Quantum Monte Carlo Calculation of the Binding Energy of Bilayer Graphene

We report diffusion quantum Monte Carlo calculations of the interlayer binding energy of bilayer graphene. We find the binding energies of the $AA$-and $AB$-stacked structures at the equilibrium separation to be 11.5(9) and $17.7(9)\mathrm{meV}/\mathrm{atom}$, respectively. The out-of-plane zone-center optical phonon frequency predicted by our binding-energy curve is consistent with available experimental results. As well as assisting the modeling of interactions between graphene layers, our results will facilitate the development of van der Waals exchange-correlation functionals for density functional theory calculations.

Figure 1

Twist-averaged (TA) and non-TA atomization energies of MLG against $N_P^{-5/4}$ as calculated with the DMC method, where $N_P$ is the number of primitive cells in the simulation supercell.

Figure 2

Twist-averaged (TA) BLG BE against $N_P^{-5/4}$ as calculated with the DMC method, where $N_P$ is the number of primitive cells in the simulation supercell.
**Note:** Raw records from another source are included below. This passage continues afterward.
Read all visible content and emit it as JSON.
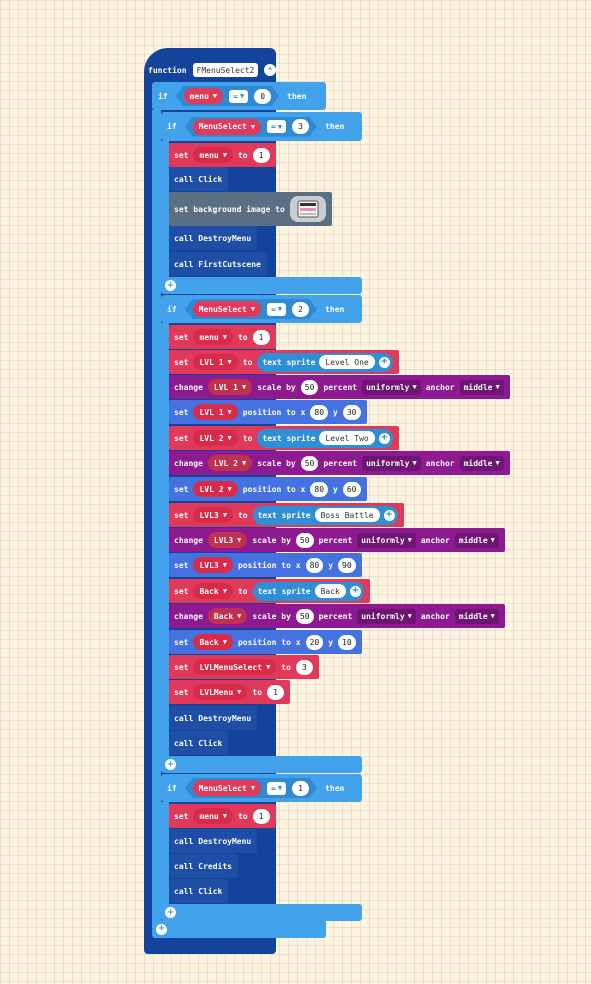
{
  "function": {
    "keyword": "function",
    "name": "FMenuSelect2"
  },
  "if_keyword": "if",
  "then_keyword": "then",
  "eq_op": "=",
  "if_blocks": [
    {
      "var": "menu",
      "value": "0"
    },
    {
      "var": "MenuSelect",
      "value": "3"
    },
    {
      "var": "MenuSelect",
      "value": "2"
    },
    {
      "var": "MenuSelect",
      "value": "1"
    }
  ],
  "keywords": {
    "set": "set",
    "to": "to",
    "call": "call",
    "change": "change",
    "text_sprite": "text sprite",
    "scale_by": "scale by",
    "percent": "percent",
    "anchor": "anchor",
    "position_to_x": "position to x",
    "y": "y",
    "set_background": "set background image to",
    "uniformly": "uniformly",
    "middle": "middle"
  },
  "branch3": {
    "set_menu": {
      "var": "menu",
      "value": "1"
    },
    "call_click": "Click",
    "call_destroy": "DestroyMenu",
    "call_cutscene": "FirstCutscene"
  },
  "branch2": {
    "set_menu": {
      "var": "menu",
      "value": "1"
    },
    "sprites": [
      {
        "var": "LVL 1",
        "text": "Level One",
        "scale": "50",
        "x": "80",
        "y": "30"
      },
      {
        "var": "LVL 2",
        "text": "Level Two",
        "scale": "50",
        "x": "80",
        "y": "60"
      },
      {
        "var": "LVL3",
        "text": "Boss Battle",
        "scale": "50",
        "x": "80",
        "y": "90"
      },
      {
        "var": "Back",
        "text": "Back",
        "scale": "50",
        "x": "20",
        "y": "10"
      }
    ],
    "set_lvlmenuselect": {
      "var": "LVLMenuSelect",
      "value": "3"
    },
    "set_lvlmenu": {
      "var": "LVLMenu",
      "value": "1"
    },
    "call_destroy": "DestroyMenu",
    "call_click": "Click"
  },
  "branch1": {
    "set_menu": {
      "var": "menu",
      "value": "1"
    },
    "call_destroy": "DestroyMenu",
    "call_credits": "Credits",
    "call_click": "Click"
  },
  "colors": {
    "function": "#13439a",
    "logic": "#42a3ec",
    "variables": "#e0395a",
    "sprites": "#4472e0",
    "effects": "#8e1a92",
    "scene": "#5b6f84"
  }
}
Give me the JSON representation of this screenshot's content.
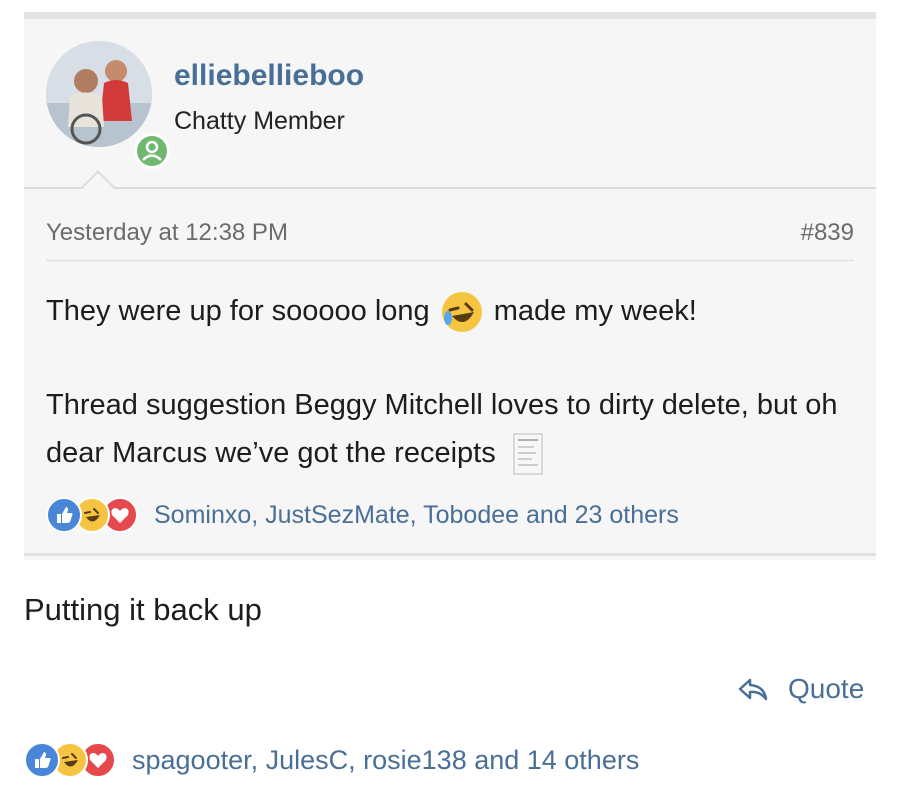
{
  "quoted_post": {
    "author": {
      "username": "elliebellieboo",
      "title": "Chatty Member",
      "avatar_icon": "avatar-photo",
      "online_badge_icon": "user-online-icon",
      "online_color": "#6fb870"
    },
    "timestamp": "Yesterday at 12:38 PM",
    "post_number": "#839",
    "body": {
      "line1_before": "They were up for sooooo long",
      "line1_emoji_icon": "tears-of-joy-emoji-icon",
      "line1_after": "made my week!",
      "para2_text": "Thread suggestion Beggy Mitchell loves to dirty delete, but oh dear Marcus we’ve got the receipts",
      "para2_emoji_icon": "receipt-emoji-icon"
    },
    "reactions": {
      "icons": [
        "like-icon",
        "laugh-icon",
        "love-icon"
      ],
      "text": "Sominxo, JustSezMate, Tobodee and 23 others"
    }
  },
  "reply": {
    "text": "Putting it back up",
    "quote_label": "Quote",
    "quote_icon": "reply-arrow-icon",
    "reactions": {
      "icons": [
        "like-icon",
        "laugh-icon",
        "love-icon"
      ],
      "text": "spagooter, JulesC, rosie138 and 14 others"
    }
  },
  "colors": {
    "link": "#4a6f97",
    "quote_background": "#f6f6f6",
    "like": "#4a86d8",
    "laugh": "#f5c542",
    "love": "#e5484d"
  }
}
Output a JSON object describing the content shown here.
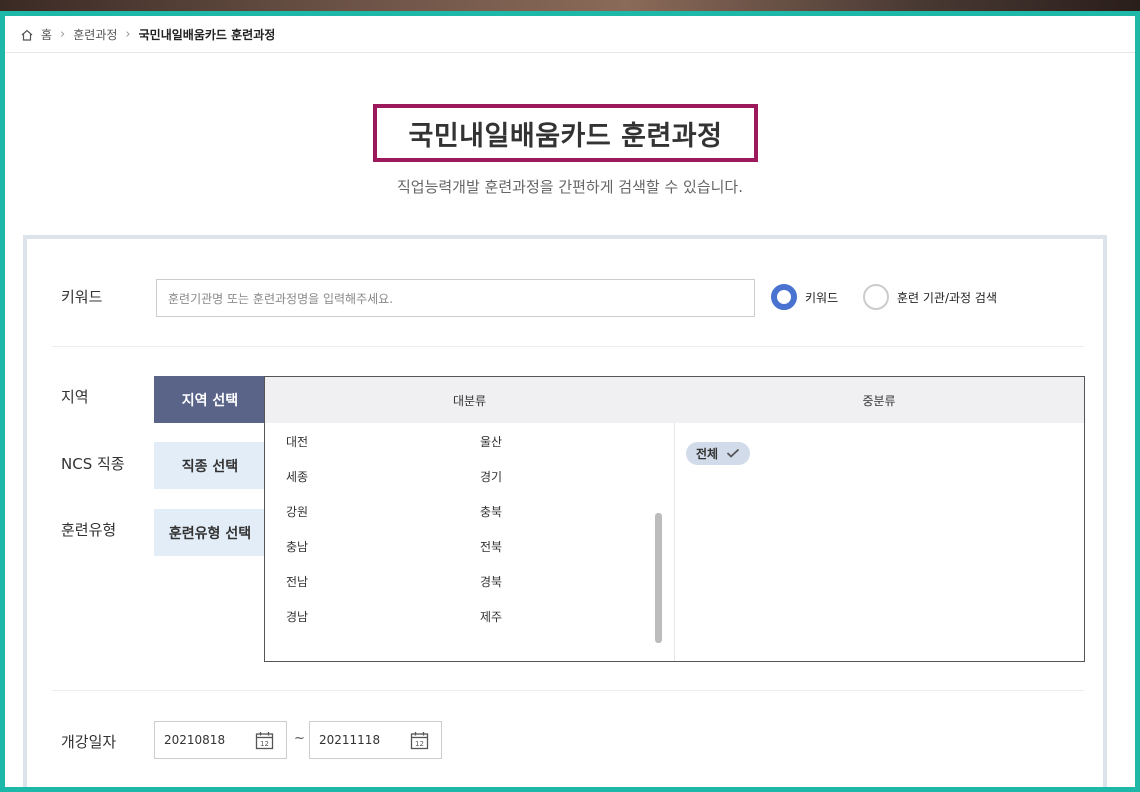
{
  "breadcrumb": [
    "홈",
    "훈련과정",
    "국민내일배움카드 훈련과정"
  ],
  "title": "국민내일배움카드 훈련과정",
  "subtitle": "직업능력개발 훈련과정을 간편하게 검색할 수 있습니다.",
  "search": {
    "keyword_label": "키워드",
    "keyword_placeholder": "훈련기관명 또는 훈련과정명을 입력해주세요.",
    "radio_options": [
      "키워드",
      "훈련 기관/과정 검색"
    ],
    "selected_radio": "키워드"
  },
  "filters": {
    "region_label": "지역",
    "ncs_label": "NCS 직종",
    "type_label": "훈련유형",
    "region_button": "지역 선택",
    "ncs_button": "직종 선택",
    "type_button": "훈련유형 선택",
    "active_tab": "지역 선택"
  },
  "region": {
    "major_header": "대분류",
    "minor_header": "중분류",
    "majors": [
      "대전",
      "울산",
      "세종",
      "경기",
      "강원",
      "충북",
      "충남",
      "전북",
      "전남",
      "경북",
      "경남",
      "제주"
    ],
    "minor_selected": "전체"
  },
  "dates": {
    "label": "개강일자",
    "start": "20210818",
    "end": "20211118",
    "separator": "~",
    "calendar_day": "12"
  },
  "colors": {
    "frame": "#1db8a8",
    "title_highlight": "#9c1a5c",
    "active_tab": "#5a6489",
    "inactive_tab": "#e3edf8",
    "radio_selected": "#4a72d0",
    "chip": "#d2dbe9"
  }
}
The inset shows non-twist-averaged BEs. The layer separations are the vdW-DF [60] equilibrium values of 3.495 and 3.384 Å for the $AA$-and $AB$-stacked structures, respectively.

Figure 3

BE curve of $AB$-stacked BLG as a function of interlayer distance calculated using DFT, DFT-D, and DMC methods. Our DFT-D calculations used the Tkatchenko-Scheffler (TS) [4], Ortmann-Bechstedt-Schmidt (OBS) [62], and Grimme [63] vdW corrections.